Le découpage des tronçons se constate le long de tous les principaux axes de Conakry et notamment sur l’autoroute Fidel Castro. A l’heure de pointe au grand carrefour de matoto, plusieurs  passagers attendent désespérément  un moyen de déplacement. Pendant plus de 30 minutes, Mohamed Lamine Fall cours derrière les taxis dans le but d’être à l’heure à un rendez-vous important au centre ville. Il nous confie entre deux souffles que le découpage des tronçons par certains chauffeurs  de transports en commun est bien une réalité. « Le découpage des tronçons par les chauffeurs de taxi et de magbana (mini-bus : ndlr)  est remarquable. Ça nous fait beaucoup dépenser. A l’instant même, je viens du km36 mais j’ai payé le triple de mon transport.
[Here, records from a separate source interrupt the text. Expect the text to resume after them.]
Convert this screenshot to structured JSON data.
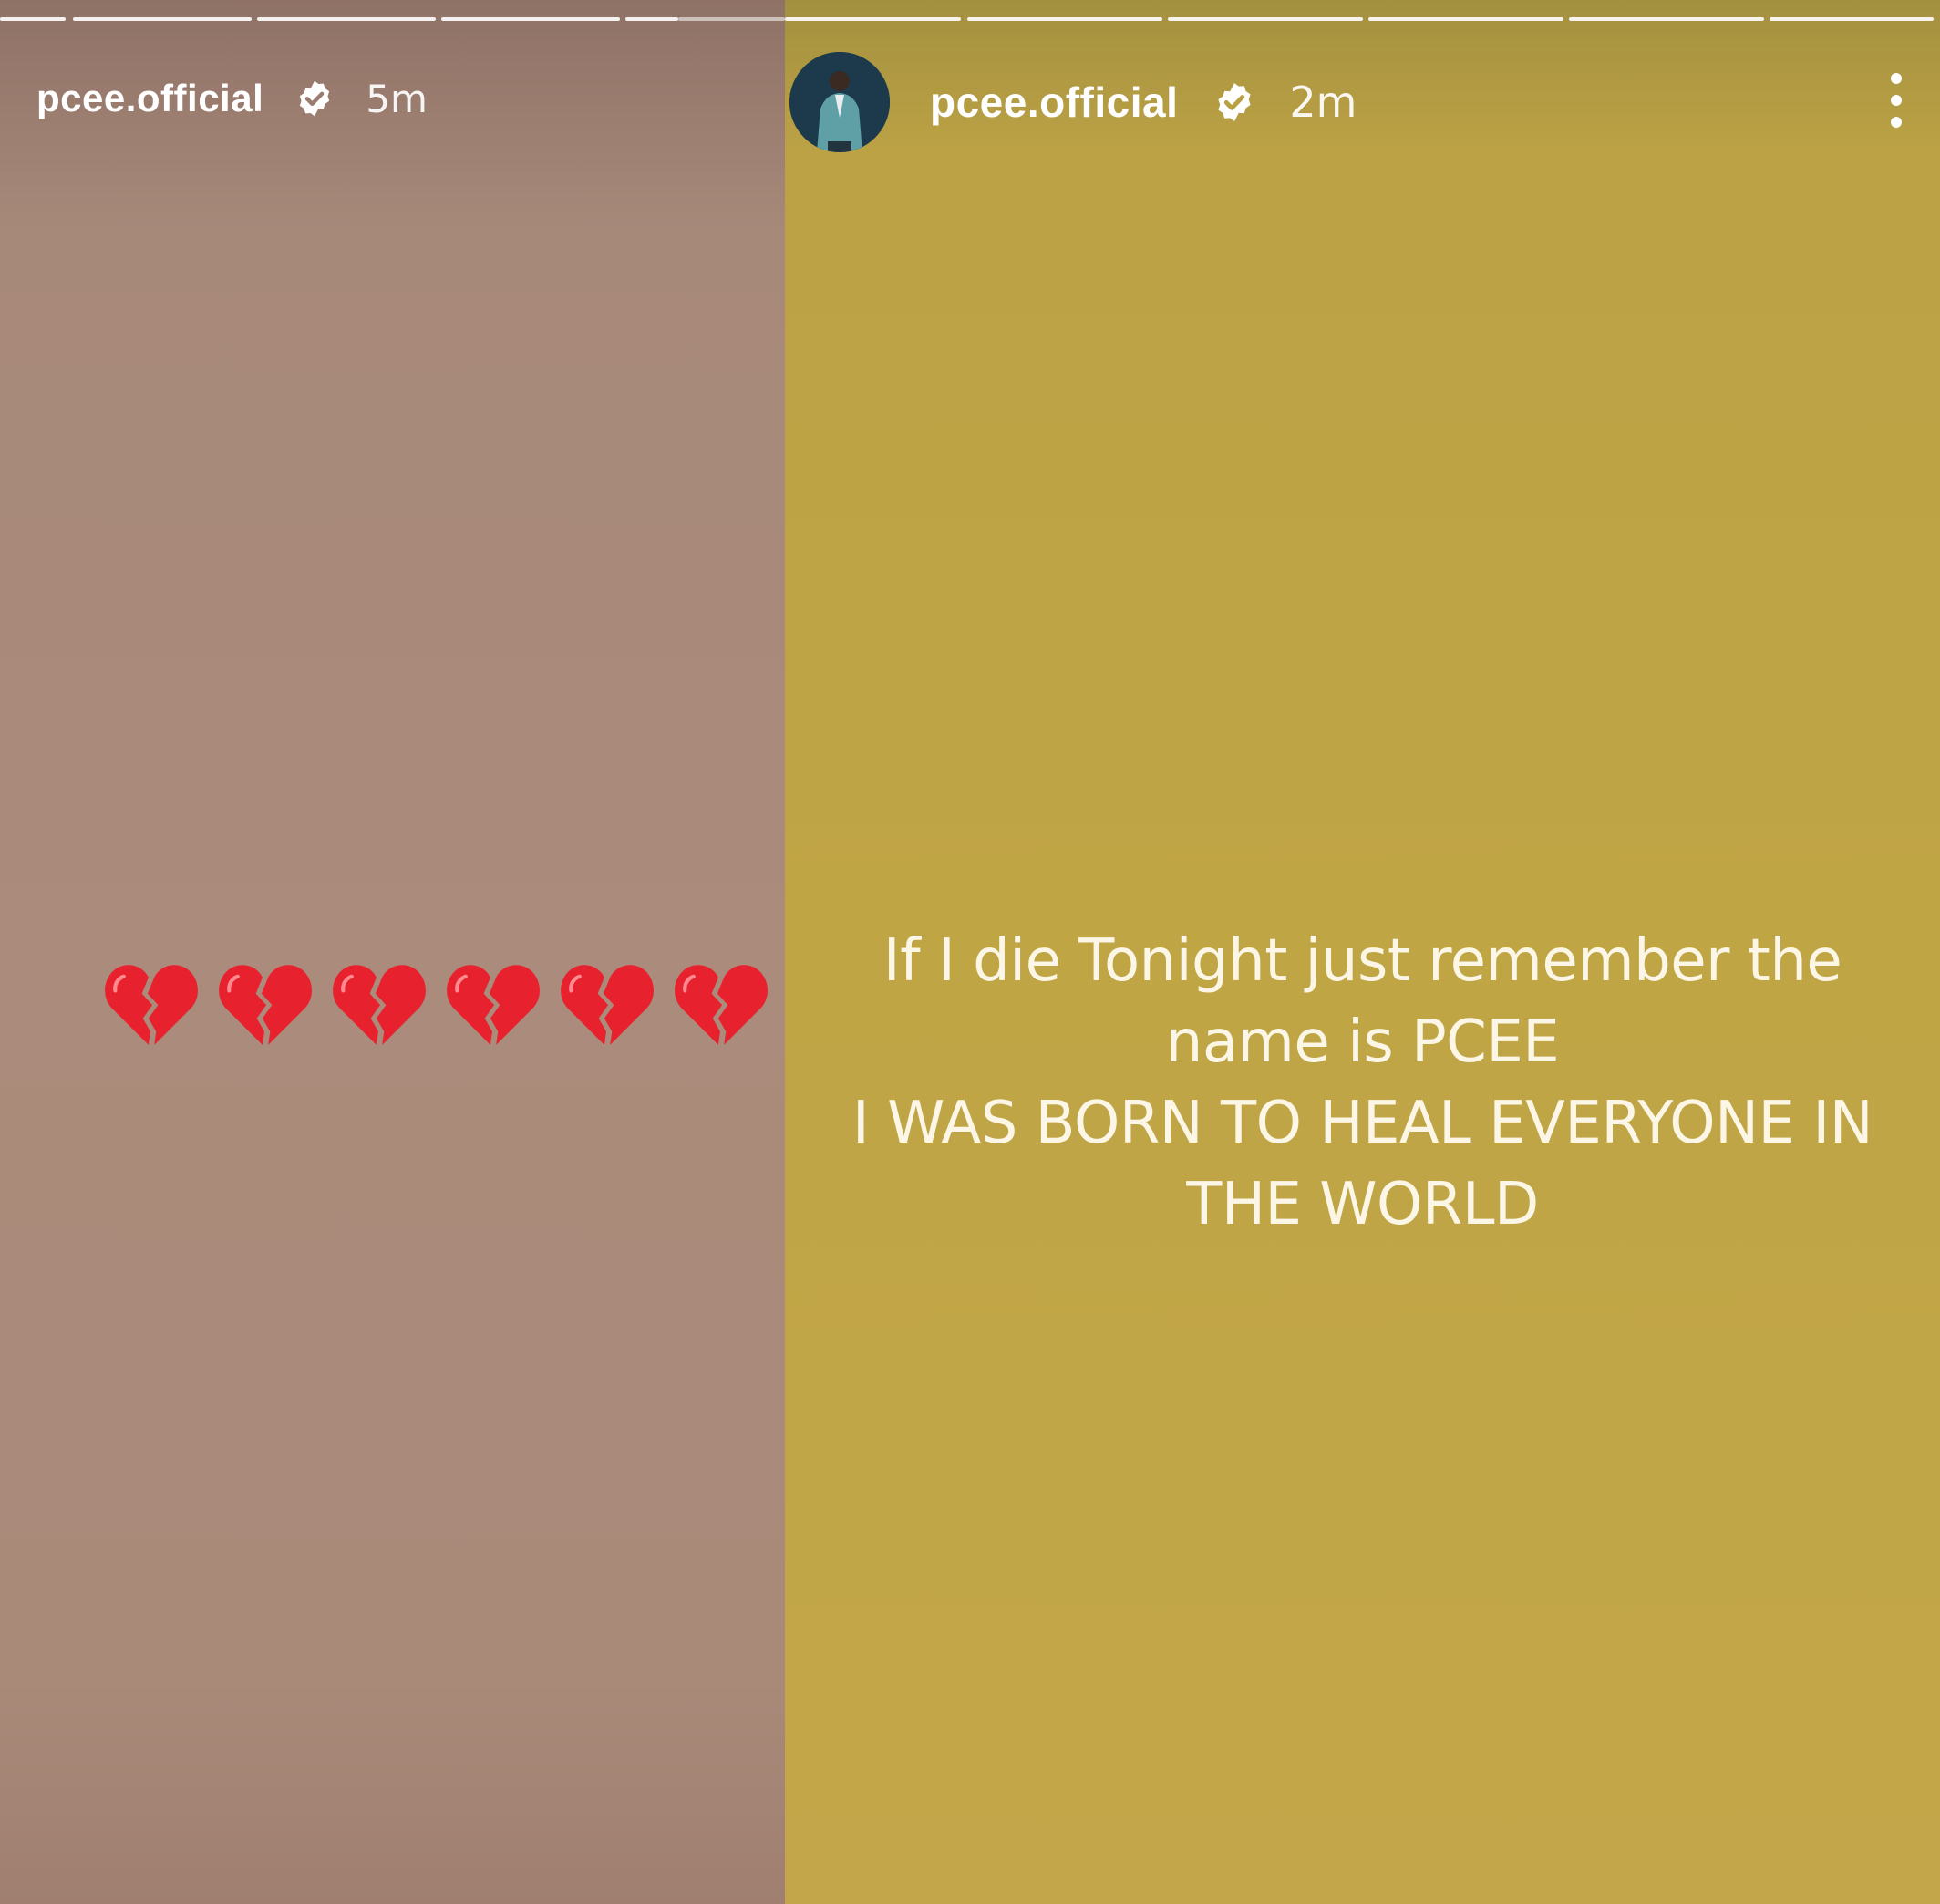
{
  "left_story": {
    "username": "pcee.official",
    "timestamp": "5m",
    "emoji": "💔",
    "emoji_count": 6,
    "background_color": "#ab8b7b"
  },
  "right_story": {
    "username": "pcee.official",
    "timestamp": "2m",
    "caption_lines": [
      "If I die Tonight just remember the",
      "name is PCEE",
      "I WAS BORN TO HEAL EVERYONE IN",
      "THE WORLD"
    ],
    "background_color": "#c0a545"
  },
  "icons": {
    "verified": "verified-badge-icon",
    "more": "more-vertical-icon",
    "emoji": "broken-heart-icon"
  },
  "colors": {
    "badge_fill": "#ffffff",
    "heart": "#e8212f",
    "caption_text": "#fbf6e6"
  }
}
Vous voyez combien de fois c’est couteux », peste t-il respiration saccadée.  « C’est un phénomène  qui me dégoute tellement. Je suis en route pour le marché madina.  Normalement, c’est 2500gnf le transport dans le magbana mais avec ce système, je payerai le double du transport normal », ajoute à quelques encablures Mandjou Camara. Le déplacement à Conakry  est plus qu’un parcours de combattant. « Quand je sors le matin pour l’université de sonfonia difficilement je trouve un moyen de déplacement pour me rendre à l’heure  et avant d’y arriver je dépense beaucoup. Ce n’est pas facile pour moi en tant qu’étudiant. Tout le monde sait que la vie estudiantine n’est pas facile en Guinée », affirme Seydou Diane, étudiant résidant au quartier Yimbaya. « C’est un phénomène qui fatigue surtout ceux qui vont loin »,  corrobore Alseny Sylla. « Les transporteurs font de n’importe quoi, comme s’il n’y a pas de syndicats des transporteurs ou d’autorité », se désole la couturière Mariame Doumbouya qui plaide en disant: «  il est du devoir des syndicats et du ministère des transports de prendre à bras le corps ce phénomène de découpage volontaire pour le soulagement des citoyens de la capitale ».

Nous avons tenté en vain de rencontrer certains chauffeurs pour répondre aux accusations faites contre eux.